Selzer Gurvitch - Attorneys at Law

Gotcha! 9 Questions To Ask Workers When You Suspect Fraud or Theft

February 15, 2008

Employee fraud and theft cost U.S. organizations more than $400 billion every year, according to the Association of Certified Fraud Examiners (ACFE). More shocking, the average organization loses about 6% of its total annual revenue to employee fraud and theft.

If you think your company is the victim of an inside job -- whether the loss is $10 or $10,000 -- you need to catch the crook and demonstrate that employees can't get away with such crimes.

You needn't hire an investigator. You or someone on your staff can interview suspects, potential informants and anyone who may know something that will help solve the crime.

Set the Stage

Interview each staff person individually. Begin by asking simple, nonthreatening questions to put them at ease. For example, ask them to tell their job titles, responsibilities and how long they've been with the company. Observe their verbal and nonverbal responses -- this is the "calibration" phase of the questioning.

Then, when you begin asking questions related to fraud or theft, notice if the worker's reactions differ in any way. A significant change in attitude, a more defensive posture, nervous fidgeting or colder tone of voice could indicate the worker may have something to hide.

If you have a particular suspect in mind, start by interviewing employees farthest from that suspect and "work inward." If you lack a suspect, interview employees randomly. Obviously, you shouldn't single out only minority or older workers for questioning.

Ask the Questions

The ACFE developed nine questions to ask employees when you investigate suspected fraud, and guidance on how to interpret their answers. Here are the questions and analyses of possible responses:

1. This interview's purpose is to look into ways to prevent and detect theft and fraud by employees and managers in this company. Do you understand?

This question doesn't accuse the employee of anything, but a dishonest person may get nervous at this point. If the worker hesitates or issues a denial like, "It wasn't me," that might indicate a high-fraud-risk employee or that the worker knows about a crime and doesn't want to be blamed.

2. By theft we mean stealing company assets, and by fraud we mean generally cheating the company out of money or lying to shareholders. Do you think fraud or theft is a problem for business in general?

If the answer is "yes," the worker appears to be honest and realistic. A worker who answers "no" may be telling the truth, but may just be uncomfortable with the questioning and want to get it over with quickly. Further questioning may be fruitless.

3. Do you think this company has a particular problem with fraud or theft?

If the answer is "yes" or "maybe," the subject may be a potential whistleblower and could possibly supply valuable clues or even perpetrators' names. On the other hand, a quick denial may indicate increasing discomfort as the questioning shifts from general to specific.

4. If employees or managers are stealing from this company, why do you think they would do it?

Honest workers tend to gives answers such as "greed" or "They're just no good." Dishonest workers might tend to rationalize fraud or theft on the basis that "The perpetrator must have been underpaid" or "Everybody does it."

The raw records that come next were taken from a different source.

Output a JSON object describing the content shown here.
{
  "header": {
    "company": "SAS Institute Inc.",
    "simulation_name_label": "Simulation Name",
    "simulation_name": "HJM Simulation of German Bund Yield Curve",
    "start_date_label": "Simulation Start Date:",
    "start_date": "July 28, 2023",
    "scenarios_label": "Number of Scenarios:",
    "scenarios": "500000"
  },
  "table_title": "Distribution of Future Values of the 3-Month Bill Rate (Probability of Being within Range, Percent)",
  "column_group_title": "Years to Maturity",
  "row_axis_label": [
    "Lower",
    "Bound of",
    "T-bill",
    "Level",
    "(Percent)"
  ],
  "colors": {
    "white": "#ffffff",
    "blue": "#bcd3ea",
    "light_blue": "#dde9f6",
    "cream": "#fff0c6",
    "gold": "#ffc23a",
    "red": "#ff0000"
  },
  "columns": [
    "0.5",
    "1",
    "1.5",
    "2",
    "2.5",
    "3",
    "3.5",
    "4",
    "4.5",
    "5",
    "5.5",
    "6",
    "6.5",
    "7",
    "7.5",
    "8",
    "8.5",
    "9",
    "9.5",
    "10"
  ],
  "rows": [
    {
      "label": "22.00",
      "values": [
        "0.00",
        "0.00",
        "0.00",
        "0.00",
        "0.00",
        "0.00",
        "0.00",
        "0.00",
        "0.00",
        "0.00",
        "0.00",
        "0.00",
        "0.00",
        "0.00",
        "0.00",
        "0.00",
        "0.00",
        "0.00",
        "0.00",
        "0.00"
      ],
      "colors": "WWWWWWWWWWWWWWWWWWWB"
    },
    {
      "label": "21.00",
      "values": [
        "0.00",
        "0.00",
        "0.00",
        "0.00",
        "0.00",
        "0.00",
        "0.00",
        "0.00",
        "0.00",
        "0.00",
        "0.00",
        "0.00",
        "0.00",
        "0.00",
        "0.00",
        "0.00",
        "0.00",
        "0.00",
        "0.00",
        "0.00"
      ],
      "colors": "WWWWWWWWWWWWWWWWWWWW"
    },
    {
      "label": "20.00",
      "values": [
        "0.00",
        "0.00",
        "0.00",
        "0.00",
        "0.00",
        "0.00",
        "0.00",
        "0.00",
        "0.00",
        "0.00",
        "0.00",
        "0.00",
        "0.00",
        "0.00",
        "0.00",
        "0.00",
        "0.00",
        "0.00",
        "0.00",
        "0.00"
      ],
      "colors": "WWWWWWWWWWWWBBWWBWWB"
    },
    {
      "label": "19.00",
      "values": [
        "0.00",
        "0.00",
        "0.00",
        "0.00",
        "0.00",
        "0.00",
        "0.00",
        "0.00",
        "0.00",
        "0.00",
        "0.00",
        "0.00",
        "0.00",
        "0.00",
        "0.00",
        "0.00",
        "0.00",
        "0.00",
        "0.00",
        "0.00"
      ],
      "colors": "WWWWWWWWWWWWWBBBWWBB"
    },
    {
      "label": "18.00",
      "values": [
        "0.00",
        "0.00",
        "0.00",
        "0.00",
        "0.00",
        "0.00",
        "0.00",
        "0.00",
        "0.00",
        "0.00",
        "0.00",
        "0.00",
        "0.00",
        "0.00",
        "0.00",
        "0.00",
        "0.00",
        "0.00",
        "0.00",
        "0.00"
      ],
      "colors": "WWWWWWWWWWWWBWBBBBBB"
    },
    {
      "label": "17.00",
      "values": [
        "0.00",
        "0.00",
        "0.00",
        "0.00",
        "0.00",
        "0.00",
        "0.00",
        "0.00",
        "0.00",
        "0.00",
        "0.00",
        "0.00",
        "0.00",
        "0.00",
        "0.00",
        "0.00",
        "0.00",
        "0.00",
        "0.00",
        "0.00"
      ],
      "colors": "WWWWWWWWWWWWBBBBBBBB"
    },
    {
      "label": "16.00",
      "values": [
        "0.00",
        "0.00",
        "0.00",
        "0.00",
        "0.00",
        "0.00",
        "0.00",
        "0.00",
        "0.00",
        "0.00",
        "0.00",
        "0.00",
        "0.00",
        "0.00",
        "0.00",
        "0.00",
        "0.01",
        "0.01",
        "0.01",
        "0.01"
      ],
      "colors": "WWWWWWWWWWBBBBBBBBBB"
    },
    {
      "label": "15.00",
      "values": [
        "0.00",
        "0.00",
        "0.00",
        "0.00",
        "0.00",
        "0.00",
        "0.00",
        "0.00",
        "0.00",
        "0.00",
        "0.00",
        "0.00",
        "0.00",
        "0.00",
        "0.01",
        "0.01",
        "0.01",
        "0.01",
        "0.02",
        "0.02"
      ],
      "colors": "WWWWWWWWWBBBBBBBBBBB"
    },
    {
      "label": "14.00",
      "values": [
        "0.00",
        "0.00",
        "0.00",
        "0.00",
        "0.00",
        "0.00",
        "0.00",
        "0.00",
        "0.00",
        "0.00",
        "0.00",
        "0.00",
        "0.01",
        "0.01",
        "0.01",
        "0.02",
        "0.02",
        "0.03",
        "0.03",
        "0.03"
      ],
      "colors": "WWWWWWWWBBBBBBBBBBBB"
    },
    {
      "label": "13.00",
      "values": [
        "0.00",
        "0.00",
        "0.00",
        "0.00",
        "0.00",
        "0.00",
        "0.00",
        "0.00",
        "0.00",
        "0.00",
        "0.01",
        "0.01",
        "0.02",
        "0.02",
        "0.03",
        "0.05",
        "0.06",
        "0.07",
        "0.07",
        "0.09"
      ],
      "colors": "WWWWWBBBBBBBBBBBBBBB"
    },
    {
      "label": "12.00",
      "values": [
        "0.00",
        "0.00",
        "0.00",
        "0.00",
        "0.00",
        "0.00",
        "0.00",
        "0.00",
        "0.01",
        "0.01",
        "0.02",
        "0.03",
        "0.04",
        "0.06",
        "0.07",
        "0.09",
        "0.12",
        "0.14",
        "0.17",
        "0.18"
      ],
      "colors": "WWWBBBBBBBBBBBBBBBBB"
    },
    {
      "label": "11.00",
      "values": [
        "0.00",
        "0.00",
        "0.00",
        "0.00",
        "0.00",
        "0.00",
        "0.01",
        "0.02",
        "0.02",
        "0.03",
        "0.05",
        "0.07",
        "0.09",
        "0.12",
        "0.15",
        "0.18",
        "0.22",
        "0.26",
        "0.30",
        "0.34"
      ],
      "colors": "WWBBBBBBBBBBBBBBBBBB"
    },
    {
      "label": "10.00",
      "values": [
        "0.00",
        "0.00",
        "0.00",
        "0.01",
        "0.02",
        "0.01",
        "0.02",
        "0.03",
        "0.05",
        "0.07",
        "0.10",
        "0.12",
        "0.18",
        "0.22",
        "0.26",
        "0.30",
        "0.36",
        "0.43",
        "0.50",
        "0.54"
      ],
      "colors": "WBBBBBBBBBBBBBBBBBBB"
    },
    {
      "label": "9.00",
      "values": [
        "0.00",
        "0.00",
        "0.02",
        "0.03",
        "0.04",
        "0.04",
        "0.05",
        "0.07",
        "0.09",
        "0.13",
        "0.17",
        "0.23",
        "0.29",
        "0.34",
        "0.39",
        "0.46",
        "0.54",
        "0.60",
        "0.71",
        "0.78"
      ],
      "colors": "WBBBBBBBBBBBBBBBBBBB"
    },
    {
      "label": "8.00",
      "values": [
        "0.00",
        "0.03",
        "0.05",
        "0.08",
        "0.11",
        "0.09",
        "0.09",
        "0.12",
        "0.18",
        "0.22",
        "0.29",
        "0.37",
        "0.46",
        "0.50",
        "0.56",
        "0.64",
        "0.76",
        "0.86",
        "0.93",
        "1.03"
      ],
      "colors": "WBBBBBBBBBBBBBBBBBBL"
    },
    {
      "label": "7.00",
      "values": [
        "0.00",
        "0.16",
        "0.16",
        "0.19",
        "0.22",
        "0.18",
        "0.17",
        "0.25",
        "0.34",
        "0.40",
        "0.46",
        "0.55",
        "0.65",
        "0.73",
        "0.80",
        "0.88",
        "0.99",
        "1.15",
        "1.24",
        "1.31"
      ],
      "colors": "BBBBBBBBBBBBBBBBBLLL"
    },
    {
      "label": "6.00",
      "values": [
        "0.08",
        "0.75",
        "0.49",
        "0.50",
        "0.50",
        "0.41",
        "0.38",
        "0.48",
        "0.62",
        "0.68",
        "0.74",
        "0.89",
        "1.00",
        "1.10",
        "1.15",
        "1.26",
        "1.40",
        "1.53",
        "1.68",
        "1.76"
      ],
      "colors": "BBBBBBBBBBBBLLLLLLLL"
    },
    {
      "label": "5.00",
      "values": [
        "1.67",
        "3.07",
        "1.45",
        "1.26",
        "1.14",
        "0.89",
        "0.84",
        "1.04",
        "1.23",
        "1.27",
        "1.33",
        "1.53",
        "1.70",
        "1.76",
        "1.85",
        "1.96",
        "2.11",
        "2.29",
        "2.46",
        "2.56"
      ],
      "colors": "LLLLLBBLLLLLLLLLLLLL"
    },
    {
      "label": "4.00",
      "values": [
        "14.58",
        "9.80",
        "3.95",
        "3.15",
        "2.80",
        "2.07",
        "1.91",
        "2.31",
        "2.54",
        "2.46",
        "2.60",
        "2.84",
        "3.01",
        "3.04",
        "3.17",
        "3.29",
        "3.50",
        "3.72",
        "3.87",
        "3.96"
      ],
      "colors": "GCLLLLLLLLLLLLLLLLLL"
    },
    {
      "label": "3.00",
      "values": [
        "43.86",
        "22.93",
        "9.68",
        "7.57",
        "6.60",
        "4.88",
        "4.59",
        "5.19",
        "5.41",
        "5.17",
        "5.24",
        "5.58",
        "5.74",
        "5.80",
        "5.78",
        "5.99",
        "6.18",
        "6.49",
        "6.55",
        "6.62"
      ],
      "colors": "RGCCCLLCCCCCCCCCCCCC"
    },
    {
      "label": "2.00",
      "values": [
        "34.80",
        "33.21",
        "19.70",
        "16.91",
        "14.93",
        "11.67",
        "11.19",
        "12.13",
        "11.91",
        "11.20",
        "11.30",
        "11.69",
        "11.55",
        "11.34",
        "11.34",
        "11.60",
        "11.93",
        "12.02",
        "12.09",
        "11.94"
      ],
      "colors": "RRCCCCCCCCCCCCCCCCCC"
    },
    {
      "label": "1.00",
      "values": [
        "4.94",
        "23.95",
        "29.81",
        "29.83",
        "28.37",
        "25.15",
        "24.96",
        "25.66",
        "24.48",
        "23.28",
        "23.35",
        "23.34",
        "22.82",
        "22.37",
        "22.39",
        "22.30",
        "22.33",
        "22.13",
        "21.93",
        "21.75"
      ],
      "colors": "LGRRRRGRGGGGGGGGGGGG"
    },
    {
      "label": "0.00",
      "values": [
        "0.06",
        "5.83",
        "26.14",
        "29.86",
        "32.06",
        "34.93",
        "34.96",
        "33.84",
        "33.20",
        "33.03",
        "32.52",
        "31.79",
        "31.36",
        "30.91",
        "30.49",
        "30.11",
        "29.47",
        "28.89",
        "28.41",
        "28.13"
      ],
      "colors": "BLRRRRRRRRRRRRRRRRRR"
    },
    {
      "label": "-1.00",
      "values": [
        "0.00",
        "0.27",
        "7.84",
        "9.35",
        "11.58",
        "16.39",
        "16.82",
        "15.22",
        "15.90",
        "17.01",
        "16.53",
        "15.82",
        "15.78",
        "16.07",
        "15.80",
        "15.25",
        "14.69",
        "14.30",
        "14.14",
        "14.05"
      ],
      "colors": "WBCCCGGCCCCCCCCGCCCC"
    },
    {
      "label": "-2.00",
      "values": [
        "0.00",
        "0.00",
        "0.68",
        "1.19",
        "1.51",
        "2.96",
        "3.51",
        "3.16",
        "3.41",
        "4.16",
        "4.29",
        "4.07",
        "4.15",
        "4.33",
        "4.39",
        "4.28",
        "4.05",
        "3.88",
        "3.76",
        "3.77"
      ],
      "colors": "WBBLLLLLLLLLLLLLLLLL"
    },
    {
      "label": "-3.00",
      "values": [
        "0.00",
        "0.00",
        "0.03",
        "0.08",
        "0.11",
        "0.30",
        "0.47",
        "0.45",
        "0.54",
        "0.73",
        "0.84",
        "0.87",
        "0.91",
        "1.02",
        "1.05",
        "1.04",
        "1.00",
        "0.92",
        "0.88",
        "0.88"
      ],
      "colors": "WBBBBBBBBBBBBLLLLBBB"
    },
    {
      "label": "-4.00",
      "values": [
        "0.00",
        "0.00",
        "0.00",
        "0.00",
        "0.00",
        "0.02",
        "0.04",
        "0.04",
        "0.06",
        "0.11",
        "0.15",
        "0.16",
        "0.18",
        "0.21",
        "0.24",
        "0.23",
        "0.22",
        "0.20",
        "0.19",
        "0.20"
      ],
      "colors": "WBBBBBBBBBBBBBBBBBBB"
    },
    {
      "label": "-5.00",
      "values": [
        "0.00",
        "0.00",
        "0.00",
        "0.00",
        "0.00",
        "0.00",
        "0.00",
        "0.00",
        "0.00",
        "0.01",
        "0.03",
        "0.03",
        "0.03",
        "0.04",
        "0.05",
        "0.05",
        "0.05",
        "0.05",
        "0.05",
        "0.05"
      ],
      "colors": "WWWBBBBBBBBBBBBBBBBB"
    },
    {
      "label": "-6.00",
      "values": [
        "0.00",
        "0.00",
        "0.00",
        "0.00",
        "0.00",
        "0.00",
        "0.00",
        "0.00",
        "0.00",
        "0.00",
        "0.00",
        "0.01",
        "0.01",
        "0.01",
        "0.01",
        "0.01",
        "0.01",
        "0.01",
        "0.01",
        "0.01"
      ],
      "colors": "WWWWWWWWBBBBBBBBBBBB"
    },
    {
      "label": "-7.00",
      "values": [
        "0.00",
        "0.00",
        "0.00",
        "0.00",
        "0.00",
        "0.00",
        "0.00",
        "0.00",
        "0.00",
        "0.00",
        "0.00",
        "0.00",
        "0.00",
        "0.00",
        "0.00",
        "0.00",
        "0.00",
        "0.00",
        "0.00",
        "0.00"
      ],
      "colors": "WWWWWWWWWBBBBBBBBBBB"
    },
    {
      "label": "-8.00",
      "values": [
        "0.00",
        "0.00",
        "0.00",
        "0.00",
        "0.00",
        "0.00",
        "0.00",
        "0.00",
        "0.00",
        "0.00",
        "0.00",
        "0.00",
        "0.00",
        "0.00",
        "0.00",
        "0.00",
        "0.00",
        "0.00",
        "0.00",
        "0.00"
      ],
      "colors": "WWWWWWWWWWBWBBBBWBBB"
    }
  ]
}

5. If you knew another employee was stealing from the company, what would you do?

Honest workers generally are willing to report criminal activity, especially if your company has a policy on how and when to do so. Dishonest workers are less likely to blow the whistle on fraud or theft. They might say, for example, "I wouldn't report it because nothing would be done aboutit anyway."

6. If a person in this company wanted to steal from the company, how could he or she do it and get away with it?

An honest worker probably wouldn't know the answer or would offer specific ideas that might help you evaluate your internal security. A thief may more likely give evasive answers such as, "It must be a bookkeeping error," or "I don't think you could get away with it if you tried." Of course, the worker could go to the other extreme and reply, "Anyone could steal anything around here and get away with it."

7. In your opinion, who in this company or your department is beyond suspicion when it comes to stealing or committing fraud in your department?

Honest workers are generally more willing than thieves to eliminate possible suspects. Thieves would want to keep the circle of suspects as wide as possible.

8. Did you ever think about stealing from the company even though you didn't go through with it?

Again, dishonest workers would tend to say no (or absolutely not) more quickly and emphatically than an honest one. Dishonest workers are more likely to use phrases such as "Quite honestly, no" or "To tell you the truth, no." Honest workers are more likely to say, "Yes, but not seriously."

9. Do you have any other information about possible fraud or theft in this company?

This question gives the worker one more chance to blow the whistle. Honest workers may tend to hesitate while they think about the question before saying "no." But workers who shift nervously while hesitating may know something they're not sharing.

End on a Positive Note

End the interview on a positive note by thanking the worker. Then, if you strongly suspect that any person has committed or knows something about a crime, contact your attorney before confronting the suspect. You should be aware of everyone's rights before accusing anyone or taking legal action.

Questions Are Not Slanderous

You may worry that employees might feel slandered by direct questioning about fraud. No need to worry. You can be held liable for slander only if you make untrue accusations or statements. You can't be held liable for slander if you merely ask nonaccusatory or hypothetical questions.